“I came to hate the complainers, with their dry and crumbly lipsticks and their wrinkled rage and their stupid, flaccid, old-people sun hats with brims the breadth of Saturn's rings.”
This quote is an excellent example of the colorful yet oddly cobbled sentences in the novel told through the eyes of the naive Ava Bigtree. Here, she likens people that complain to the elderly in reference to the impotence that complaining achieves. The author, through the narrator, makes a disparate comparison between the act of complaining and the inability and helpless of old age flow into a seamless sentence that works.
“And then our mom got sick, sicker than a person should ever be allowed to get. I was twelve when she got her diagnosis and I was furious.”
The narrator recounts her mother’s bout with cancer, describing best as she can with her vocabulary her helplessness and frustration with her situation. Her narration of he mother’s illness is also a narration of the beginning of the end—for their family and their entire way of life.

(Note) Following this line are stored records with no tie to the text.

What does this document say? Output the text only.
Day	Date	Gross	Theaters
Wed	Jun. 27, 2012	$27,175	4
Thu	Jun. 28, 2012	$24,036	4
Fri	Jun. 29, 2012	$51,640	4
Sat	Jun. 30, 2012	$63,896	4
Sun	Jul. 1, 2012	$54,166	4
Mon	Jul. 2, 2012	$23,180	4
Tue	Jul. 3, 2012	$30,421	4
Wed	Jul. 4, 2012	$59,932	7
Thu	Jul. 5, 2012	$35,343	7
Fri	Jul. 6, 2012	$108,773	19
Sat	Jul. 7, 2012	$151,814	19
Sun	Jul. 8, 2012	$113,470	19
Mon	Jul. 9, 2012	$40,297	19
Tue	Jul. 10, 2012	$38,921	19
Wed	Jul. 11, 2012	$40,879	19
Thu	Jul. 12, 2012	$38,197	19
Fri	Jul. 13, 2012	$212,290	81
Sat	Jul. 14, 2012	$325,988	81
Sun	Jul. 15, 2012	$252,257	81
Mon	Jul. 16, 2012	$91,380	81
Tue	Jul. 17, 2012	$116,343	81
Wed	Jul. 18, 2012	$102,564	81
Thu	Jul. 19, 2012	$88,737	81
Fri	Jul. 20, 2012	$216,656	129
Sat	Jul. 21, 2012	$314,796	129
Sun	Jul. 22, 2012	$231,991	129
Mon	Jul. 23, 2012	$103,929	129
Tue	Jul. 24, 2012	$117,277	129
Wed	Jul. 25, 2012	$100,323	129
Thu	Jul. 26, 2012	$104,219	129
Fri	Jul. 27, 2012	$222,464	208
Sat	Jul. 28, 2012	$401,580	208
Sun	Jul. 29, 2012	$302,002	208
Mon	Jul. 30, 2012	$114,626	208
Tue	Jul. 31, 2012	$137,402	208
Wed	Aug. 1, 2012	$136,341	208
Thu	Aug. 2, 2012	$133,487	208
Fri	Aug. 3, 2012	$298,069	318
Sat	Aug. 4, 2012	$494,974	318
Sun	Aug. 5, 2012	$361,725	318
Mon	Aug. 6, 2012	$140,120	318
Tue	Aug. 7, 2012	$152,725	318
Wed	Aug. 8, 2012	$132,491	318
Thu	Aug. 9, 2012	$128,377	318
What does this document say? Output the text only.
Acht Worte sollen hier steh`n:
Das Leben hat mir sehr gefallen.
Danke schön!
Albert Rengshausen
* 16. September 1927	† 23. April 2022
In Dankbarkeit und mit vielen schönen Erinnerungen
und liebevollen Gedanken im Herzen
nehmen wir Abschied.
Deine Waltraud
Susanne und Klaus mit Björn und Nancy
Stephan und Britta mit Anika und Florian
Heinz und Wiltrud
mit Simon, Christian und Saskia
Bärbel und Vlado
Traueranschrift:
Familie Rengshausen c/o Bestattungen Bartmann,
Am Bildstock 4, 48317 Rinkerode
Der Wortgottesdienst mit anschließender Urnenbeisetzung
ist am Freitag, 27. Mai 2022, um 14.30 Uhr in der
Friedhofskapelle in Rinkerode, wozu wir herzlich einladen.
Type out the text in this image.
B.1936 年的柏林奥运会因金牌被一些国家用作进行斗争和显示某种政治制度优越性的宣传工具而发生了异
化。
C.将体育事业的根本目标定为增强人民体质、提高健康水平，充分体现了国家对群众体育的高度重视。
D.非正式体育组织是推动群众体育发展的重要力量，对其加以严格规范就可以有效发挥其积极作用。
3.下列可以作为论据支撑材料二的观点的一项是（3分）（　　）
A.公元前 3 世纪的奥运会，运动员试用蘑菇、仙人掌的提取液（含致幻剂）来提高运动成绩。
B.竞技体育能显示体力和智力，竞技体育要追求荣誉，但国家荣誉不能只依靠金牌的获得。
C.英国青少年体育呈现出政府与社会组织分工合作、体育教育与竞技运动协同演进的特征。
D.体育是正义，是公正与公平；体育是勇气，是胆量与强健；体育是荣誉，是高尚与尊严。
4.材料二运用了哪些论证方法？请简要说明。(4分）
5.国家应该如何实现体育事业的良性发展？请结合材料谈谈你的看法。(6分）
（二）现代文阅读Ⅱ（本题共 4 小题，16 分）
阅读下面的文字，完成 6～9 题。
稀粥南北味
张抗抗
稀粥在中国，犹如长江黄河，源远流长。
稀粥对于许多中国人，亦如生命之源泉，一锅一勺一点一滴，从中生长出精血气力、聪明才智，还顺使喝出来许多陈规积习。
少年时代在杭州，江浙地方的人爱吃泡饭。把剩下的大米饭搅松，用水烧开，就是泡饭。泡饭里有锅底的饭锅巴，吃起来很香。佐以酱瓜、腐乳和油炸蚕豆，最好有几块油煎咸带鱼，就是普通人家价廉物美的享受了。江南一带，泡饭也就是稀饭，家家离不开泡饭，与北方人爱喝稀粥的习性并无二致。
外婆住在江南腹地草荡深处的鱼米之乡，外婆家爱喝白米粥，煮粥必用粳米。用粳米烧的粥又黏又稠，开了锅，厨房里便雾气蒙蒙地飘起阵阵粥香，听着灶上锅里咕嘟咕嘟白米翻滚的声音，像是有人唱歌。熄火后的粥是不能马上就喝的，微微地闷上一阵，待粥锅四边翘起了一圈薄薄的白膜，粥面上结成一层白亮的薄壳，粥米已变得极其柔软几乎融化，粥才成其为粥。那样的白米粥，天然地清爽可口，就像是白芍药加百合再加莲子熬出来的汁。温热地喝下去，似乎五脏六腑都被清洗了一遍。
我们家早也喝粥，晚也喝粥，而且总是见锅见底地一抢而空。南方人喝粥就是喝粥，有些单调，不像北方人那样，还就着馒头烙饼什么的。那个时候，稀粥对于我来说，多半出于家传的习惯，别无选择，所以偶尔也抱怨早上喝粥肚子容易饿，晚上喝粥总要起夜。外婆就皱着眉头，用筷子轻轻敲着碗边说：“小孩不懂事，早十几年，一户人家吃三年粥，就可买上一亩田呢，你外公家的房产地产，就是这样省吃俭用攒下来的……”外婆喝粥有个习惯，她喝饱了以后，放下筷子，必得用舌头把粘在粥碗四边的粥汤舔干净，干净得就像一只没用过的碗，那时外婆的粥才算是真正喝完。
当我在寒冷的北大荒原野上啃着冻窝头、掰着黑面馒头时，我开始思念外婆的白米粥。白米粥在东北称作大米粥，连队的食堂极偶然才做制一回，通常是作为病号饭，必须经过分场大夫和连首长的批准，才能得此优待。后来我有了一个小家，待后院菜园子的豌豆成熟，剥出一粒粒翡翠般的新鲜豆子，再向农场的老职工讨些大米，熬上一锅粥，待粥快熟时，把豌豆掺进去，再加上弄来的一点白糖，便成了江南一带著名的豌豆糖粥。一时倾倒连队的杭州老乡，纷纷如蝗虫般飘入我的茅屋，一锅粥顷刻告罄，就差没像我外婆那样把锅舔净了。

This is also an excellent example of the author’s insertions of local color, presenting the narrative using a Deep South syntax.
“It was only after Swamplandia!’s fall that time folded into a story with a beginning, a middle, and an ending. If you’re short on time, that would be the two-word version of our story: we fell.”
Ava informs the reading audience with an air of fatigued casualness and defeat that events in their lives as a family fell out of rhythm in the worst possible way. She also alludes that it wasn’t just the cancer or the resultant death of her mother that led up to the fall of their family park/tourist attraction but rather a series of chain reactions triggered by her mother’s illness and death that could be best summarized by describing everything bad that has happened to the Bigtree family as a great fall from grace.